Thursday, February 2, 2023

Indiana teachers protest school curriculum bills. Nation World News

Indianapolis ( Associated Press) — A controversial Indiana bill that Republican lawmakers argue will increase transparency around school curricula has been opposed by dozens of teachers who testified at the Statehouse on Monday that the law would censor classroom instruction and impose unnecessary extra work on teachers. will put the burden of

Bill It is one of several running through the Indiana legislature that requires all school curricula to be vetted by parent-review committees and posted publicly online, as well as for schools to introduce concepts such as the critical race principle. In addition to placing restrictions on the ability of.

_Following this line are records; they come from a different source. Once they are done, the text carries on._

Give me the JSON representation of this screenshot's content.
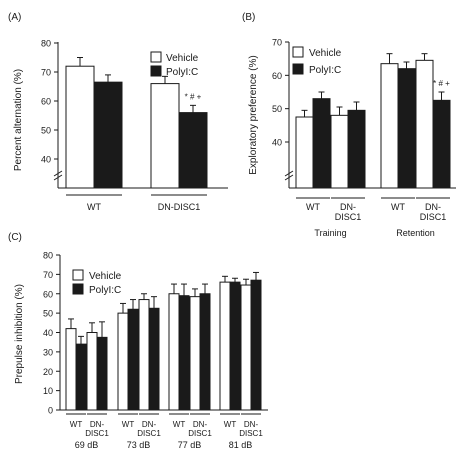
{
  "chart_data": [
    {
      "panel_label": "(A)",
      "type": "bar",
      "ylabel": "Percent alternation (%)",
      "ylim": [
        0,
        80
      ],
      "yticks": [
        "40",
        "50",
        "60",
        "70",
        "80"
      ],
      "axis_break": true,
      "groups": [
        {
          "label": "WT",
          "values": [
            72,
            66.5
          ],
          "errors": [
            3,
            2.5
          ]
        },
        {
          "label": "DN-DISC1",
          "values": [
            66,
            56
          ],
          "errors": [
            2.5,
            2.5
          ]
        }
      ],
      "series": [
        {
          "name": "Vehicle",
          "color": "#ffffff"
        },
        {
          "name": "PolyI:C",
          "color": "#1a1a1a"
        }
      ],
      "legend": "top-right",
      "annotations": [
        {
          "group": 1,
          "series": 1,
          "text": "* # +"
        }
      ]
    },
    {
      "panel_label": "(B)",
      "type": "bar",
      "ylabel": "Exploratory preference (%)",
      "ylim": [
        0,
        70
      ],
      "yticks": [
        "40",
        "50",
        "60",
        "70"
      ],
      "axis_break": true,
      "groups": [
        {
          "label": "WT",
          "values": [
            47.5,
            53
          ],
          "errors": [
            2,
            2
          ]
        },
        {
          "label": "DN-DISC1",
          "values": [
            48,
            49.5
          ],
          "errors": [
            2.5,
            2.5
          ]
        },
        {
          "label": "WT",
          "values": [
            63.5,
            62
          ],
          "errors": [
            3,
            2
          ]
        },
        {
          "label": "DN-DISC1",
          "values": [
            64.5,
            52.5
          ],
          "errors": [
            2,
            2.5
          ]
        }
      ],
      "group_labels": [
        {
          "label": "Training",
          "groups": [
            0,
            1
          ]
        },
        {
          "label": "Retention",
          "groups": [
            2,
            3
          ]
        }
      ],
      "series": [
        {
          "name": "Vehicle",
          "color": "#ffffff"
        },
        {
          "name": "PolyI:C",
          "color": "#1a1a1a"
        }
      ],
      "legend": "top-left",
      "annotations": [
        {
          "group": 3,
          "series": 1,
          "text": "* # +"
        }
      ]
    },
    {
      "panel_label": "(C)",
      "type": "bar",
      "ylabel": "Prepulse inhibition (%)",
      "ylim": [
        0,
        80
      ],
      "yticks": [
        "0",
        "10",
        "20",
        "30",
        "40",
        "50",
        "60",
        "70",
        "80"
      ],
      "axis_break": false,
      "groups": [
        {
          "label": "WT",
          "values": [
            42,
            34
          ],
          "errors": [
            5,
            4
          ]
        },
        {
          "label": "DN-DISC1",
          "values": [
            40,
            37.5
          ],
          "errors": [
            5,
            8
          ]
        },
        {
          "label": "WT",
          "values": [
            50,
            52
          ],
          "errors": [
            5,
            5
          ]
        },
        {
          "label": "DN-DISC1",
          "values": [
            57,
            52.5
          ],
          "errors": [
            3,
            6
          ]
        },
        {
          "label": "WT",
          "values": [
            60,
            59
          ],
          "errors": [
            5,
            6
          ]
        },
        {
          "label": "DN-DISC1",
          "values": [
            58.5,
            60
          ],
          "errors": [
            4,
            5
          ]
        },
        {
          "label": "WT",
          "values": [
            66,
            66
          ],
          "errors": [
            3,
            2
          ]
        },
        {
          "label": "DN-DISC1",
          "values": [
            64.5,
            67
          ],
          "errors": [
            3,
            4
          ]
        }
      ],
      "group_labels": [
        {
          "label": "69 dB",
          "groups": [
            0,
            1
          ]
        },
        {
          "label": "73 dB",
          "groups": [
            2,
            3
          ]
        },
        {
          "label": "77 dB",
          "groups": [
            4,
            5
          ]
        },
        {
          "label": "81 dB",
          "groups": [
            6,
            7
          ]
        }
      ],
      "series": [
        {
          "name": "Vehicle",
          "color": "#ffffff"
        },
        {
          "name": "PolyI:C",
          "color": "#1a1a1a"
        }
      ],
      "legend": "top-left"
    }
  ]
}
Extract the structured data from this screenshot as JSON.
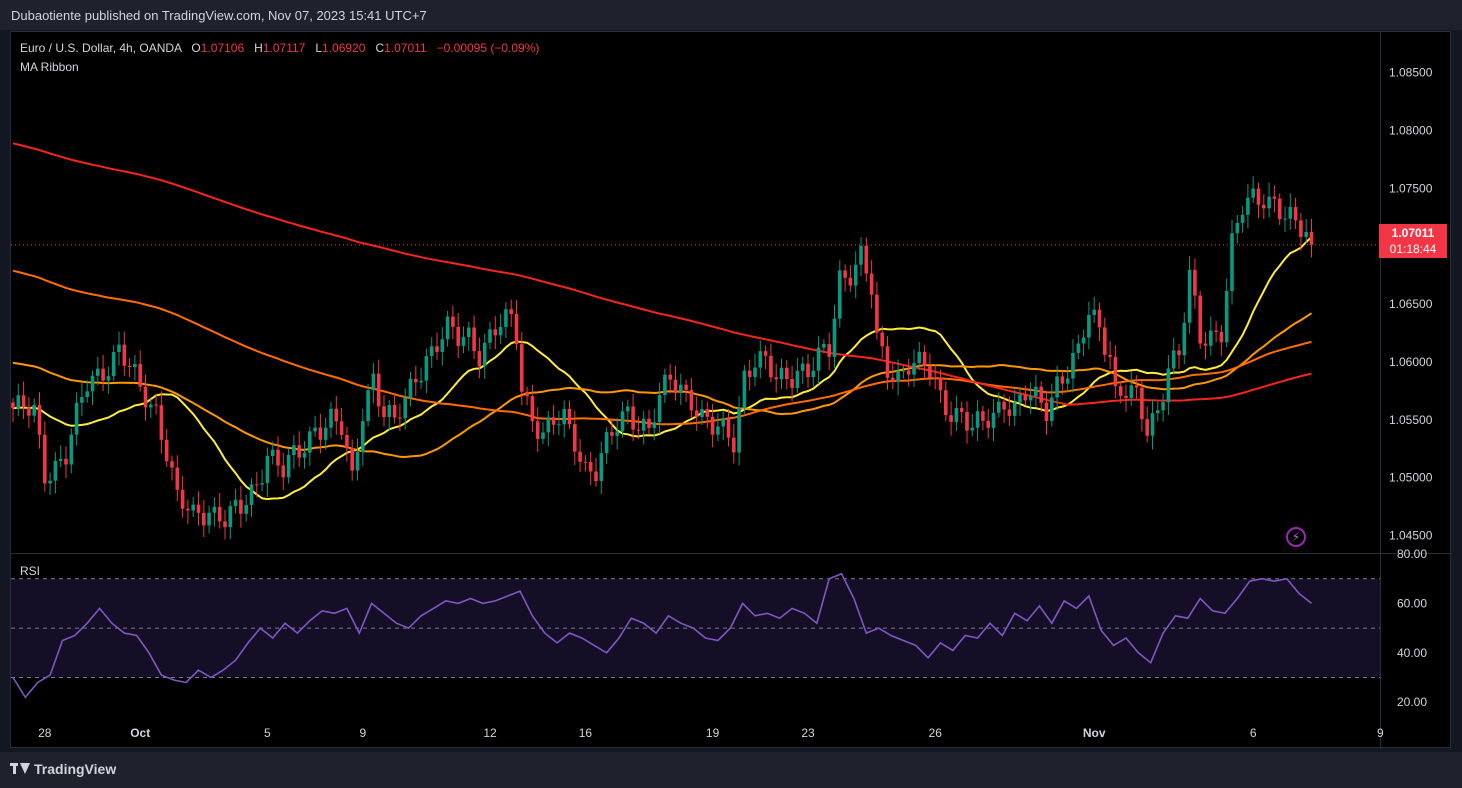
{
  "header": {
    "published": "Dubaotiente published on TradingView.com, Nov 07, 2023 15:41 UTC+7"
  },
  "legend": {
    "symbol": "Euro / U.S. Dollar, 4h, OANDA",
    "o_label": "O",
    "o_value": "1.07106",
    "h_label": "H",
    "h_value": "1.07117",
    "l_label": "L",
    "l_value": "1.06920",
    "c_label": "C",
    "c_value": "1.07011",
    "change": "−0.00095 (−0.09%)",
    "indicator": "MA Ribbon"
  },
  "price_tag": {
    "price": "1.07011",
    "countdown": "01:18:44"
  },
  "rsi_panel": {
    "label": "RSI"
  },
  "footer": {
    "brand": "TradingView"
  },
  "icons": {
    "alert": "lightning-icon",
    "brand": "tradingview-logo-icon"
  },
  "colors": {
    "up": "#089981",
    "down": "#f23645",
    "ma1": "#ffeb3b",
    "ma2": "#ff9800",
    "ma3": "#ff6d00",
    "ma4": "#f5261b",
    "rsi": "#7e57c2"
  },
  "chart_data": [
    {
      "type": "candlestick",
      "title": "Euro / U.S. Dollar, 4h, OANDA",
      "ylim": [
        1.0435,
        1.0885
      ],
      "yticks": [
        "1.08500",
        "1.08000",
        "1.07500",
        "1.07000",
        "1.06500",
        "1.06000",
        "1.05500",
        "1.05000",
        "1.04500"
      ],
      "xticks": [
        {
          "label": "28",
          "index": 6
        },
        {
          "label": "Oct",
          "index": 24
        },
        {
          "label": "5",
          "index": 48
        },
        {
          "label": "9",
          "index": 66
        },
        {
          "label": "12",
          "index": 90
        },
        {
          "label": "16",
          "index": 108
        },
        {
          "label": "19",
          "index": 132
        },
        {
          "label": "23",
          "index": 150
        },
        {
          "label": "26",
          "index": 174
        },
        {
          "label": "Nov",
          "index": 204
        },
        {
          "label": "6",
          "index": 234
        },
        {
          "label": "9",
          "index": 258
        }
      ],
      "last_price": 1.07011,
      "n_candles": 246,
      "close_keypoints": [
        [
          0,
          1.056
        ],
        [
          4,
          1.0555
        ],
        [
          6,
          1.0505
        ],
        [
          10,
          1.052
        ],
        [
          14,
          1.058
        ],
        [
          17,
          1.0595
        ],
        [
          20,
          1.061
        ],
        [
          24,
          1.0575
        ],
        [
          27,
          1.056
        ],
        [
          29,
          1.0525
        ],
        [
          31,
          1.048
        ],
        [
          34,
          1.0465
        ],
        [
          37,
          1.0475
        ],
        [
          40,
          1.0465
        ],
        [
          43,
          1.047
        ],
        [
          46,
          1.0495
        ],
        [
          48,
          1.0525
        ],
        [
          51,
          1.0505
        ],
        [
          54,
          1.052
        ],
        [
          57,
          1.0545
        ],
        [
          60,
          1.055
        ],
        [
          62,
          1.054
        ],
        [
          64,
          1.0495
        ],
        [
          66,
          1.056
        ],
        [
          68,
          1.059
        ],
        [
          70,
          1.0555
        ],
        [
          72,
          1.0545
        ],
        [
          74,
          1.0565
        ],
        [
          76,
          1.059
        ],
        [
          78,
          1.0605
        ],
        [
          80,
          1.0615
        ],
        [
          82,
          1.0625
        ],
        [
          84,
          1.062
        ],
        [
          86,
          1.0625
        ],
        [
          88,
          1.061
        ],
        [
          90,
          1.062
        ],
        [
          92,
          1.063
        ],
        [
          94,
          1.0635
        ],
        [
          95,
          1.0625
        ],
        [
          96,
          1.058
        ],
        [
          98,
          1.0555
        ],
        [
          100,
          1.0535
        ],
        [
          102,
          1.0545
        ],
        [
          104,
          1.055
        ],
        [
          106,
          1.0535
        ],
        [
          108,
          1.051
        ],
        [
          110,
          1.0505
        ],
        [
          112,
          1.0525
        ],
        [
          114,
          1.0545
        ],
        [
          116,
          1.056
        ],
        [
          118,
          1.055
        ],
        [
          120,
          1.054
        ],
        [
          122,
          1.0565
        ],
        [
          124,
          1.0585
        ],
        [
          126,
          1.058
        ],
        [
          128,
          1.057
        ],
        [
          130,
          1.055
        ],
        [
          132,
          1.054
        ],
        [
          134,
          1.054
        ],
        [
          136,
          1.0535
        ],
        [
          138,
          1.059
        ],
        [
          140,
          1.06
        ],
        [
          142,
          1.0595
        ],
        [
          144,
          1.0585
        ],
        [
          146,
          1.059
        ],
        [
          148,
          1.0595
        ],
        [
          150,
          1.059
        ],
        [
          152,
          1.06
        ],
        [
          154,
          1.061
        ],
        [
          156,
          1.0675
        ],
        [
          158,
          1.068
        ],
        [
          160,
          1.069
        ],
        [
          162,
          1.066
        ],
        [
          163,
          1.0615
        ],
        [
          165,
          1.0595
        ],
        [
          167,
          1.059
        ],
        [
          169,
          1.06
        ],
        [
          171,
          1.0595
        ],
        [
          173,
          1.059
        ],
        [
          175,
          1.057
        ],
        [
          177,
          1.056
        ],
        [
          179,
          1.0555
        ],
        [
          181,
          1.054
        ],
        [
          183,
          1.0545
        ],
        [
          185,
          1.0555
        ],
        [
          187,
          1.057
        ],
        [
          189,
          1.056
        ],
        [
          191,
          1.057
        ],
        [
          193,
          1.0565
        ],
        [
          195,
          1.056
        ],
        [
          197,
          1.0585
        ],
        [
          199,
          1.0595
        ],
        [
          201,
          1.0605
        ],
        [
          203,
          1.064
        ],
        [
          205,
          1.063
        ],
        [
          207,
          1.061
        ],
        [
          208,
          1.0575
        ],
        [
          210,
          1.0575
        ],
        [
          212,
          1.0565
        ],
        [
          214,
          1.054
        ],
        [
          216,
          1.056
        ],
        [
          218,
          1.06
        ],
        [
          220,
          1.0605
        ],
        [
          222,
          1.067
        ],
        [
          224,
          1.062
        ],
        [
          226,
          1.0625
        ],
        [
          228,
          1.063
        ],
        [
          230,
          1.07
        ],
        [
          232,
          1.073
        ],
        [
          234,
          1.074
        ],
        [
          236,
          1.0745
        ],
        [
          238,
          1.074
        ],
        [
          240,
          1.0725
        ],
        [
          242,
          1.0715
        ],
        [
          244,
          1.071
        ],
        [
          245,
          1.07011
        ]
      ]
    },
    {
      "type": "line",
      "title": "RSI",
      "ylim": [
        12,
        80
      ],
      "yticks": [
        "80.00",
        "60.00",
        "40.00",
        "20.00"
      ],
      "bands": {
        "upper": 70,
        "middle": 50,
        "lower": 30
      },
      "values": [
        30,
        22,
        28,
        31,
        45,
        47,
        52,
        58,
        52,
        48,
        47,
        40,
        31,
        29,
        28,
        33,
        30,
        33,
        37,
        44,
        50,
        46,
        52,
        48,
        53,
        57,
        56,
        58,
        48,
        60,
        56,
        52,
        50,
        55,
        58,
        61,
        60,
        62,
        60,
        61,
        63,
        65,
        55,
        48,
        44,
        48,
        46,
        43,
        40,
        46,
        54,
        52,
        48,
        55,
        52,
        50,
        46,
        45,
        50,
        60,
        55,
        56,
        54,
        58,
        56,
        52,
        70,
        72,
        62,
        48,
        50,
        47,
        45,
        43,
        38,
        44,
        41,
        47,
        46,
        52,
        47,
        56,
        53,
        59,
        52,
        61,
        58,
        63,
        49,
        43,
        46,
        40,
        36,
        48,
        55,
        54,
        62,
        57,
        56,
        62,
        69,
        70,
        69,
        70,
        64,
        60
      ]
    }
  ]
}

Critical race theory is a way of thinking about American history that focuses on the idea that racism is systemic in the institutions of the nation and that they serve to maintain the dominance of white people in society.

School City of Hammond superintendent Scott Miller stressed that addressing “sensitive topics” in the classroom is essential to helping young people learn how to evaluate truthfully. Attempting to prevent students from learning about dissenting ideologies, he continued, “will only lead our youth directly to those ideologies.”

Miller said he believed the legislation “stems out of fear that diverse perspectives on the founding of our country would undermine the strength and patriotism of our youth.”

“Addressing that fear by attempting to quell class discussion and some worldview will further divide our children,” he said.

Paul Farmer, a teacher at the Monroe County Community School Corporation, noted that the bill’s language requires teachers to post individual classroom courses online for parents—including lesson plans, worksheets, presentations, and other materials. There will be an additional workload for already stressed teachers. ,

“Is this really going to reduce the number of teachers going into education? The answer is yes, it will, because it is going to scare them… because you cannot do all this,” said the farmer.

Laura Falk, an educator and diversity initiative specialist with the West Lafayette Community School Corporation, said she questioned the bill’s intentions amid recent nationwide discussions around “white fragility”, and focused on the systemic racist policies that make up the fabric of our country. I’m so deeply woven. ,

“When I look through my lens as a black woman, I think many of these things are interesting, because I have experienced decades of discrimination and learned from my own experience that there are certain groups whose Still discriminated against today…” Falk said. “Our students deserve an honest and accurate education that enables them to learn from our past mistakes to help create a better future. Instead of focusing on the potential crisis that students may experience.

Representative Tony Cook, a former teacher and school superintendent who heard the House bill on Monday, echoed fellow Republican lawmakers, saying the law only seeks to ensure teachers “be fair in the curriculum” and ” That students are free to express their “beliefs and attitudes without any discrimination in relation to the curricular material and educational activities.”

They also noted, that at least two upcoming amendments to the bill are expected to be discussed in the Education Committee on Wednesday, the same day lawmakers are expected to hear additional testimony and vote on moving the bill to the full House.

A nearly identical motion in the Senate, maintained by Republican bill writer Sen. Scott Baldwin, aims to prevent certain “discriminatory concepts” from being taught in classes., testified for more than eight hours last week.

Baldwin’s exchange with a teacher came under criticism during testimony on that bill. After he said that teachers should be “fair” when discussing Nazism and other political ideologies, although he has since retracted those statements.

The bill is to be voted on by the Senate Education Committee on Wednesday.

uniform legislation in the house, written by Republican Representative J.D. Prescott of Union City, would additionally require students to be taught that concepts such as “socialism, Marxism, communism, totalitarianism, or similar political systems” are “incompatible with concepts of liberty on which The United States was established,” grades six to 12.

His proposal – which has yet to be heard by the House Education Committee – would allow parents to exclude their students from face mask or vaccine requirements, and mandate that schools require students or teachers to be exposed to COVID-19. Vaccination against may not be required. Another communicable disease.

Another Republican-backed House Bill which will add to the identity of the political-party The nonpartisan school board elections that are now in Indiana will be heard by the House Elections Committee on Tuesday.


Casey Smith is a core member for the Associated Press/Report for America Statehouse News Initiative. report for america is a non-profit national service program that hires journalists in local newsrooms to report on secret issues.